Saigyo, poeta e monaco giapponese del XII secolo scriveva: “Ascoltando il rumore / del torrente montano, / si può conoscere / lo scorrere veloce / della vita umana. ” ; questo tanka mi sembra possa ben introdurre alla natura liquida della poesia della Bukovaz e al suo panismo vocale che la rende linfa e abbeveratoio di tutto il paesaggio, un paesaggio desolato, una carne abbandonata, un involucro svuotato dove: “ Si attende come sempre il vento e la perdita / come annuncio di nuova scoperta ”.
È uno spettro quello che si muove nelle videopoesie della Bukovaz, uno spettro che sembra toccarsi come un bambino, frugando, cercando nel proprio ectoplasma uno spazio o una fenditura dove possa ancora esser accolto il tutto, l’intero di ciò che è andato perduto o di ciò che non si è mai ricevuto: “Ho deciso di stare dove posso comprenderti tutto / dove puoi stare davanti a me e io lasciarti andare / dove se allungo la mano ti entro e tu mi coli intorno”, questi i versi di apertura di Storia di una donna che guarda al dissolversi del paesaggio. “Colare” è il verbo simbolo di questa raccolta, di questa concezione che sente l’Io come particella d’amore che trabocca da se stessa nel “Centro dei centri / in cui siamo uno e non c’è più nessuno” e che sente la necessità di fluidificarsi , scivolare come un rivolo di pioggia che scenda tra le crepe delle macerie, come sangue che righi un ginocchio, come rugiada che veni la foglia, come vernice bianca che si rovesci su un pavimento nero. Ma non è un pavimento quello su cui poggiano i piedi della poetessa, esso è più un sentiero, un passaggio in cui il sostegno della materia e della pagina bianca vengono respinti: “Io però / cerco un’altra materia a sostenere la geografia / che porto tatuata sotto la pianta dei piedi” e ancora: “Rimuovo la parola / come una costola / preparo l’impasto / e lo verso dazio del mio passaggio”. Quindi il binomio passaggio – paesaggio per essere attivato ha bisogno che si versi la tassa della lingua (quella slovena soprattutto) come leggiamo in Canto per lingue sconfinate e che si attraversino i “luoghi stremati dai nomi” per poter continuare sul sentiero, per ritornare all’origine, alla parola madre.
La grandezza della Bukovaz sta nella potente sinergia tra parola, immagine e suono che, pur lavorando in tre comparti diversi dell’anima, sono lanciati allo stesso modo come nebbia – incenso sui campi e sulle strade disabitate dei filmati come in molti tratti di vita, creando dentro chi ascolta la stessa luce di quelle albe invernali delle foreste nordiche.
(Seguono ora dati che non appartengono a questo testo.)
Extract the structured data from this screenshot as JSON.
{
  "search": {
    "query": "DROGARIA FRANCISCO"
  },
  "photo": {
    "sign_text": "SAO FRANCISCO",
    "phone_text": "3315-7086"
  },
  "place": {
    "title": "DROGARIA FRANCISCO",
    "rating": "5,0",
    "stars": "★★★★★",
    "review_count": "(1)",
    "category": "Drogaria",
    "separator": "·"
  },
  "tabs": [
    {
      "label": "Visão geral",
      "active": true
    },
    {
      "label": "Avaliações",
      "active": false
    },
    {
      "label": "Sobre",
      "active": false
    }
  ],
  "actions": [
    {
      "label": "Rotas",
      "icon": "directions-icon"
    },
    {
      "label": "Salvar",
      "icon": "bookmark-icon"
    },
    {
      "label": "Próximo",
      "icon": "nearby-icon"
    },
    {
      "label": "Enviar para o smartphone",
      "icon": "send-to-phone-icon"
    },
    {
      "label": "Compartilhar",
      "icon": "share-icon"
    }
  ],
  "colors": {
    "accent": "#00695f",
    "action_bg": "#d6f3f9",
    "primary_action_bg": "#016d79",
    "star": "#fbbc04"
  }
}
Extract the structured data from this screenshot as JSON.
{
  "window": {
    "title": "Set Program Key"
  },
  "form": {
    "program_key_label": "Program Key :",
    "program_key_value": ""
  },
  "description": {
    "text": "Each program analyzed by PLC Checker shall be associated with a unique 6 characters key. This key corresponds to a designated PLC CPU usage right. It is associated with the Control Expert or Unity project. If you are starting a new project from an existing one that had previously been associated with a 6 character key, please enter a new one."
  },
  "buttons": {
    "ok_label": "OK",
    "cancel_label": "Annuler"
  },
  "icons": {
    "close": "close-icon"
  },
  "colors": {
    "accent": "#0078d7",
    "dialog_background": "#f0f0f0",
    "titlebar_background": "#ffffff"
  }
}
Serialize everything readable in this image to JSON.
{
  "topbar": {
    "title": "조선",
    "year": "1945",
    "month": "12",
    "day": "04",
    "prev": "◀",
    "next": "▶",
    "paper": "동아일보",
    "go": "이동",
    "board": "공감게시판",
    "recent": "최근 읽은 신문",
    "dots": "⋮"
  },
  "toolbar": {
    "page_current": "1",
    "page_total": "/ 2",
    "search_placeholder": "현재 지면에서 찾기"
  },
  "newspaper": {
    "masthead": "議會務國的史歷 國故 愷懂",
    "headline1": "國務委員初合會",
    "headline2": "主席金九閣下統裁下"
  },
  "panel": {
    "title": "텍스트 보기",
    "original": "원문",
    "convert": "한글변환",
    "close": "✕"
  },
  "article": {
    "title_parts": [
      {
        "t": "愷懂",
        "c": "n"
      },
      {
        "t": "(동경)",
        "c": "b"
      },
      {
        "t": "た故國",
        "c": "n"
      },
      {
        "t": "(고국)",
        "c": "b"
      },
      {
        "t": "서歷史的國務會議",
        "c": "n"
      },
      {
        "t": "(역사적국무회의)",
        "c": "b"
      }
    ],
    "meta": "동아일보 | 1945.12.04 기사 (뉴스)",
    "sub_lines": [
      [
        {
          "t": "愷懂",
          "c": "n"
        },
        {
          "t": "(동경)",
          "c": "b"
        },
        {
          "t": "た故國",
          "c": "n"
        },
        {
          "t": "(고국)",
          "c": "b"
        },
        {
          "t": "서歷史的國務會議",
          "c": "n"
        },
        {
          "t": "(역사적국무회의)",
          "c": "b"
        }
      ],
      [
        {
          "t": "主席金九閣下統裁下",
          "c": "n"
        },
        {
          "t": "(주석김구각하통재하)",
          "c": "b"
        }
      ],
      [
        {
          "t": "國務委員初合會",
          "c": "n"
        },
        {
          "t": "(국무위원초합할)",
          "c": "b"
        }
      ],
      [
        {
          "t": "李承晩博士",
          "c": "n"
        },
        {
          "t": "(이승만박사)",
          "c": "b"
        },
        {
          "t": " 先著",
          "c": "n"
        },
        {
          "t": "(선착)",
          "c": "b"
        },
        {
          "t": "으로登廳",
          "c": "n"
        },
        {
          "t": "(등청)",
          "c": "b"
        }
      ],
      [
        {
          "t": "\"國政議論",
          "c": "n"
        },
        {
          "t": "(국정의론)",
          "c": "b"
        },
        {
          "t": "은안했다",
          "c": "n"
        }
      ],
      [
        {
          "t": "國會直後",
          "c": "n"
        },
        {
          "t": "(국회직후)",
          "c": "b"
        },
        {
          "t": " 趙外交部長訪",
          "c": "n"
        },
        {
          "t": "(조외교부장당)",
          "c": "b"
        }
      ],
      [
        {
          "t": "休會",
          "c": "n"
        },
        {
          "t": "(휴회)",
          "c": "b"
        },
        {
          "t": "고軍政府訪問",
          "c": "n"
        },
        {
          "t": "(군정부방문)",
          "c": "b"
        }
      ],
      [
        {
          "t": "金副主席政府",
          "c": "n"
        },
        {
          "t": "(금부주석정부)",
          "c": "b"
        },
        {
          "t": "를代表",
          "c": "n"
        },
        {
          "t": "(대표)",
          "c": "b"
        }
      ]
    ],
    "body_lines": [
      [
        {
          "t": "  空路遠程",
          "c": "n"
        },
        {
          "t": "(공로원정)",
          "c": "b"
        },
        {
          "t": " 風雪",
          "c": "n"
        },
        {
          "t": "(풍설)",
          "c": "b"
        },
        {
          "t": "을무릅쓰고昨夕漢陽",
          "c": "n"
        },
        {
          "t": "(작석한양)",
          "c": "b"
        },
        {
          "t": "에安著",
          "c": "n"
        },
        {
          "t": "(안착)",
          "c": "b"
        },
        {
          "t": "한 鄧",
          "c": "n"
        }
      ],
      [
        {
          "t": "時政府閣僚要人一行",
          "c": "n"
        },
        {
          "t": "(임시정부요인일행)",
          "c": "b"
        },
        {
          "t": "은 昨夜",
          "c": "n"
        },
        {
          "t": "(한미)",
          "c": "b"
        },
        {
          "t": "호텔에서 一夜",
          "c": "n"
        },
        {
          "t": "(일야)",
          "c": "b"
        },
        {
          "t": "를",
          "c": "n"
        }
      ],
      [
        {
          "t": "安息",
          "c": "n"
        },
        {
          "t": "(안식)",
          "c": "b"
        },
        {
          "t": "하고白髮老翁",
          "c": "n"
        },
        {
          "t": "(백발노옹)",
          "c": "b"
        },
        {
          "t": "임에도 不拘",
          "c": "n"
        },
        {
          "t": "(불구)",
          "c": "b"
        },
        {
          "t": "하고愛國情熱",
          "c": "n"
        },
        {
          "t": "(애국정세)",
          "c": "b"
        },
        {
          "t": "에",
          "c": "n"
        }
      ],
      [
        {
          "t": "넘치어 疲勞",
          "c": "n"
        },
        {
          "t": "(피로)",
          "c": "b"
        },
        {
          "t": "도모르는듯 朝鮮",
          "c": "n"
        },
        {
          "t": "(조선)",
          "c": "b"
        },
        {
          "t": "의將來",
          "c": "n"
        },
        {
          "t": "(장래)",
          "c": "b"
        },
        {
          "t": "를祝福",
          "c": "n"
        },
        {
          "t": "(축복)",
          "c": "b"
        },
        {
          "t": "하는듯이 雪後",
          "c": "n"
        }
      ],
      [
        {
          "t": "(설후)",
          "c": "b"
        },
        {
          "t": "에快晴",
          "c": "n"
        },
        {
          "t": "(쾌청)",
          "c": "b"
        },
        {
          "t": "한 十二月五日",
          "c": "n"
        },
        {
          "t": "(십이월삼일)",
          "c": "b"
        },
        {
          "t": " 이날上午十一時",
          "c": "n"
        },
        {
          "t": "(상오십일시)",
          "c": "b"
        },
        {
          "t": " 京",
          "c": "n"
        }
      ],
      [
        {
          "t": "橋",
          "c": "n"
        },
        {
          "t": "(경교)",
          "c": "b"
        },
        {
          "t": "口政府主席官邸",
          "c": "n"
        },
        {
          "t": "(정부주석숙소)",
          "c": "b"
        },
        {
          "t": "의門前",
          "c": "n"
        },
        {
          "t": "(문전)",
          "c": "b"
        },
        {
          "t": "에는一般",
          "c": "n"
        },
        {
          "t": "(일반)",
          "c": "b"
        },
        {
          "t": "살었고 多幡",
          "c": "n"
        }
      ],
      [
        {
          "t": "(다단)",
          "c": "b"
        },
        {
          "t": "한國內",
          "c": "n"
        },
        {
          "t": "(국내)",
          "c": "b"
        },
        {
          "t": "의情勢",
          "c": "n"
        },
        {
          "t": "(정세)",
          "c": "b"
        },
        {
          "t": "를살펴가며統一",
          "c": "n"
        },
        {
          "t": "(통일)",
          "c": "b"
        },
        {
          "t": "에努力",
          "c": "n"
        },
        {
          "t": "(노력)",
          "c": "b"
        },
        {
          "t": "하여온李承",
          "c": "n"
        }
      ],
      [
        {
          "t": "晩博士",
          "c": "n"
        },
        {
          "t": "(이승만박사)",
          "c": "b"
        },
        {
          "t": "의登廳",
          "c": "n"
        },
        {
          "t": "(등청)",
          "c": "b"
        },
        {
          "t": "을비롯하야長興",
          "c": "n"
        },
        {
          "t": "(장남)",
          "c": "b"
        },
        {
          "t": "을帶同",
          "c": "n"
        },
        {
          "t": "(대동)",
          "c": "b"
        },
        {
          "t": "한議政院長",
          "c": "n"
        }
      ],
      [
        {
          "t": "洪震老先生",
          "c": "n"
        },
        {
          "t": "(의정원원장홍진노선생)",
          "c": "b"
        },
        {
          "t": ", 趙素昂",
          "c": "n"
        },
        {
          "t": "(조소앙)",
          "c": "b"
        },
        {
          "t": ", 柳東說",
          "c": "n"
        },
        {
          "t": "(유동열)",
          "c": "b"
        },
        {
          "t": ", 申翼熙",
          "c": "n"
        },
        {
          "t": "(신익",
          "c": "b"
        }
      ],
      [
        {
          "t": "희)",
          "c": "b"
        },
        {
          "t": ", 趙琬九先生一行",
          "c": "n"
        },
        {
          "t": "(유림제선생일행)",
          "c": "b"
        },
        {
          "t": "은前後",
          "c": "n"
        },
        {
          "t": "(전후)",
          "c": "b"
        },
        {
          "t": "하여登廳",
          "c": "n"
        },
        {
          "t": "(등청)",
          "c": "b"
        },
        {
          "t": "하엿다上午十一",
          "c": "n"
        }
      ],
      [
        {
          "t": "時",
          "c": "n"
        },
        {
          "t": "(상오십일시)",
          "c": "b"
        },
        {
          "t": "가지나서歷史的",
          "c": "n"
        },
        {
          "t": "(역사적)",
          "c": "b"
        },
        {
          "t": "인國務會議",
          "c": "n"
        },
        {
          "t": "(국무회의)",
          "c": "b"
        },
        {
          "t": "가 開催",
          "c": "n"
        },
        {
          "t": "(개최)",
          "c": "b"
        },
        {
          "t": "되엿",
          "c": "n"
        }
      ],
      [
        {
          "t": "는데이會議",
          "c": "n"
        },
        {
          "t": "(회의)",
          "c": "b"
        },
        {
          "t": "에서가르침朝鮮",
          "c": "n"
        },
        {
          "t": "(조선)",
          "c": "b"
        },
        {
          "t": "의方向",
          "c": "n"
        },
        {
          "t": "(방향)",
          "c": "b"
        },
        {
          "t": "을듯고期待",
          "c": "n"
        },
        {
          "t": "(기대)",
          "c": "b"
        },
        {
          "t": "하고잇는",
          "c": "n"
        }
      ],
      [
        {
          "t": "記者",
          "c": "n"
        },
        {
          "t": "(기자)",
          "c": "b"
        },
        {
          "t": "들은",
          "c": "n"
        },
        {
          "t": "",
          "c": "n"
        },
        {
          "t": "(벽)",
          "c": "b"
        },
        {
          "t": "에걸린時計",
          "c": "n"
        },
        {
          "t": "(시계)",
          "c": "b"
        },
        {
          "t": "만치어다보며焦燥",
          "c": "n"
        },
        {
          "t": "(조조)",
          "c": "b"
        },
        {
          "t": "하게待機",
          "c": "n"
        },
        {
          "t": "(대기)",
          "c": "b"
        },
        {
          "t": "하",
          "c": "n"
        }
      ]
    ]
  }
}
La poesia mira a toglierci il cerume d’ombra che abbiamo accumulato nel tempo sentendo e non ascoltando, vedendo e non guardando; e questo libro c’è riuscito, abbattendo proprio quel “limite” tra udito e vista generando così un nuovo paesaggio, di pietre, alberi e volti dove al camminatore è richiesto solo di “Non confondersi. / Separarsi dal nome. / Non identificarsi. / Lasciarsi portare. / Non riflettersi. / Farsi amare.” , il prontuario che seguì anche Saigyo quando lasciò il mondo per diventare eremita.